Глухая тьма бетонных стен едва подсвечена ржавой полосой рассвета, в оконные стёкла до пола смотрят издали тёмные провали чикагских заброшенных высоток, Юнис застыла в невесомости, и мыслей в голове никаких — нечего там выворачивать. Эрик целует её грубо, жадно, намеренно и злостно задевает прокушенную губу, ставит тем самым точку. Он здесь главный, и никаких сомнений быть не может. Юнис глухо скулит, снова чует железный привкус во рту и закрывает глаза следом за щелчком входной двери. У неё заслуженный выходной, а дела фракции не терпят отлагательств. За пределы его владений она выйдет не скоро, укачанная тишиной, долгожданным одиночеством и саднящей слабостью во всём теле, пока самые безобидные неофиты подай-принеси устраивают ей люксовое «обслуживание в номере». Он вернётся поздно, и всё повторится заново, и повторятся будет по замкнутому кругу несколько дней и ночей подряд, пока колени не начнут подкашиваться и в плане операций не возникнет новый рейд.

― Только посмей мне облажаться.
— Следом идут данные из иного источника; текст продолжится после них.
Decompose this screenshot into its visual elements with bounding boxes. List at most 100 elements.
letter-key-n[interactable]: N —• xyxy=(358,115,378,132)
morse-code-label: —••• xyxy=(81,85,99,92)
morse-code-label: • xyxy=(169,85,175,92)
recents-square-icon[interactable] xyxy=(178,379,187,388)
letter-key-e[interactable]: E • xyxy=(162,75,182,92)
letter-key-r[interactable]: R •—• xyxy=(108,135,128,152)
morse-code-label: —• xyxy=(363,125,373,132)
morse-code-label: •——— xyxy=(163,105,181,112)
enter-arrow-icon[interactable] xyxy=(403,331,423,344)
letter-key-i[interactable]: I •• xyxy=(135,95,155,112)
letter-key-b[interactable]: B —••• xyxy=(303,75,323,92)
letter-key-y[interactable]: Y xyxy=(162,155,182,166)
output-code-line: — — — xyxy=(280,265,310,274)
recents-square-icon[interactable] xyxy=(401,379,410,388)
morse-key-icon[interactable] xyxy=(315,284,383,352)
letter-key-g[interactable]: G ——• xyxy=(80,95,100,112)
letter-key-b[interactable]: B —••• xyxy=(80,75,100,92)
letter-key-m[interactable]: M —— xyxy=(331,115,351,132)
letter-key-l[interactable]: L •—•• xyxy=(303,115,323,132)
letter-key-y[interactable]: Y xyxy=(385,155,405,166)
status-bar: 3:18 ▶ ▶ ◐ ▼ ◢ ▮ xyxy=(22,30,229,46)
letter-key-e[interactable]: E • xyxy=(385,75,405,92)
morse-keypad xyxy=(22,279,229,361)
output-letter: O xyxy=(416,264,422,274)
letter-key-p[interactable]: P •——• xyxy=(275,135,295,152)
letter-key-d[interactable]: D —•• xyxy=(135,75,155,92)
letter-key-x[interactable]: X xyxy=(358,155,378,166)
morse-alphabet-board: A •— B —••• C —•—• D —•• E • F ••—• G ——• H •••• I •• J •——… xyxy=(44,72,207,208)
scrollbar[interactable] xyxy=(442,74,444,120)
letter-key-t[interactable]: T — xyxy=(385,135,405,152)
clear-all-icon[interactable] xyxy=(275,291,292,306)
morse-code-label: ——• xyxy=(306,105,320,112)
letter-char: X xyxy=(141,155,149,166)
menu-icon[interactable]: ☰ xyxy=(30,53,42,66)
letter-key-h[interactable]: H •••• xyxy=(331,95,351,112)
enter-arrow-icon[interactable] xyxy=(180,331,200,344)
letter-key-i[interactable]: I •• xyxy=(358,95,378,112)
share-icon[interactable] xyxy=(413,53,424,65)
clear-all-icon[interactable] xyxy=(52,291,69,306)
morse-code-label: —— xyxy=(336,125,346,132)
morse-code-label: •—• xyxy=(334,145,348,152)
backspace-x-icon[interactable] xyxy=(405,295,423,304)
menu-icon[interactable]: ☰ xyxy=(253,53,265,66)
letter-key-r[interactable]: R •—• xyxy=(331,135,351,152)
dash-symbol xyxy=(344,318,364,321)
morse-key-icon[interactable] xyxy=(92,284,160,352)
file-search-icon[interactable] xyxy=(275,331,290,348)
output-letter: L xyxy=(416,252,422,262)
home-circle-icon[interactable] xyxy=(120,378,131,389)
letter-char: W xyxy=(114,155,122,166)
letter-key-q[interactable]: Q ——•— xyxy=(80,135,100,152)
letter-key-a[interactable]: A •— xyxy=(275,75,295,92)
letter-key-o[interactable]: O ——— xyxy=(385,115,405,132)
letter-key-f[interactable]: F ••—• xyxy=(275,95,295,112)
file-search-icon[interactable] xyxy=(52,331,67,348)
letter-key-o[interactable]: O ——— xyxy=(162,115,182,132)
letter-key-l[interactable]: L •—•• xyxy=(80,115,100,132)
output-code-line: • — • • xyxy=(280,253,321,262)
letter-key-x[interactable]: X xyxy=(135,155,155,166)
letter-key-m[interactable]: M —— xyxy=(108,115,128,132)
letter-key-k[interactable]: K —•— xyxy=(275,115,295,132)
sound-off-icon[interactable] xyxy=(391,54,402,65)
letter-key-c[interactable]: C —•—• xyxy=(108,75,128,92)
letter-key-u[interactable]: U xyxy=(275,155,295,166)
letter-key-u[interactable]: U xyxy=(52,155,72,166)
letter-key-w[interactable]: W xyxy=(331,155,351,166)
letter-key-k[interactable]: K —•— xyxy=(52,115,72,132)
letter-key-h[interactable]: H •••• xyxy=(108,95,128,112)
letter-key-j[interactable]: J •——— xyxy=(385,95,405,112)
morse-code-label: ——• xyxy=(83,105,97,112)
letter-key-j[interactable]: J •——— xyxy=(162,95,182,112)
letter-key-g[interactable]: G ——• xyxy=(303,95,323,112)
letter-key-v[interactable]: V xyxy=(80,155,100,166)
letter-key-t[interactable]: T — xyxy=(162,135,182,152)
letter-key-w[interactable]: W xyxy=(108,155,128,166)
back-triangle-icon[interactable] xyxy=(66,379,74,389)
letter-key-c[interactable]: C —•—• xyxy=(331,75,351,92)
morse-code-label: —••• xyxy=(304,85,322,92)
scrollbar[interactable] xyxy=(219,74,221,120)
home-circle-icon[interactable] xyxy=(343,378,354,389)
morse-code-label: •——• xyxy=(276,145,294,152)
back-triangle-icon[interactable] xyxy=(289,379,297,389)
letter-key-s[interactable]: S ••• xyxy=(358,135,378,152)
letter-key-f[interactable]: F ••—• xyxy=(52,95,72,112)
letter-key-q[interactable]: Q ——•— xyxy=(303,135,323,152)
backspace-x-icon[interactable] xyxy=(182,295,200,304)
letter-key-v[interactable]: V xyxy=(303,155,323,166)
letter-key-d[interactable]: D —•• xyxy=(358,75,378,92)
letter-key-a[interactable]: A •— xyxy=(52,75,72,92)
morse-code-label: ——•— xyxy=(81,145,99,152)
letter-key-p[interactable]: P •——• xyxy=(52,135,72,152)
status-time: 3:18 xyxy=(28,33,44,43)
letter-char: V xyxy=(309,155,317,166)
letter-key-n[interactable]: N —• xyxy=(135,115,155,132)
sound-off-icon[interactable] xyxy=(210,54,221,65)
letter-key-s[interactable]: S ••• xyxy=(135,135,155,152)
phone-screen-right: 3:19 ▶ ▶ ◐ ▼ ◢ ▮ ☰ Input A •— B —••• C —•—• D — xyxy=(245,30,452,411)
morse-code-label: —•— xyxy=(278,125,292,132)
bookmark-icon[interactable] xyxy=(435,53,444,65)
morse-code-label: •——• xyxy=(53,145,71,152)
Пристрелю лично.

Она улыбается и уходит из-под сводов фракции, зная, что в этих словах больше заботы, чем в наркоманских присказках Дружелюбия. Для урожденной бесстрашной свобода дороже жизни, но кандалы, сковавшие ей тонкие, татуированные щиколотки, уже слишком удобно сидят.

========== 2.1 ==========

Комментарий к 2.1

Завершение этой части уже продумано досконально и скоро будет.)

Предупреждение: нецензурная лексика.

Законы фракции непреложны. Они начертаны кровью отцов-основателей и слезами павших в Великой Войне. Сомневаться означало подрывать систему, а если ты подрываешь систему, ты — дивергент и труп. Раньше Юнис не задавала себе вопросов, теперь все эти «почему», «для чего» и «зачем» терзают измученную болью голову, давят шею тугой петлёй, мешая нормально говорить и мыслить. Почему старики должны уходить из фракции? Почему нужно беспрекословно подчиняться Лидеру, даже если он редкостный выблядок? Почему чёртовы законы зачастую противоречат всем возможным нормам человеческой морали?

В Бесстрашии редко заключаются браки, редко рожают детей, но если эти два обстоятельства чудесным образом совпадают, то родители редко доживают до церемонии инициации своих отпрысков. Её отец погиб в рейде, когда ей и трёх не было. Осталась одна мать, с которой Юнис толком не виделась со дня церемонии, и которая нашла её в сумрачных лабиринтах Ямы, чтобы попрощаться.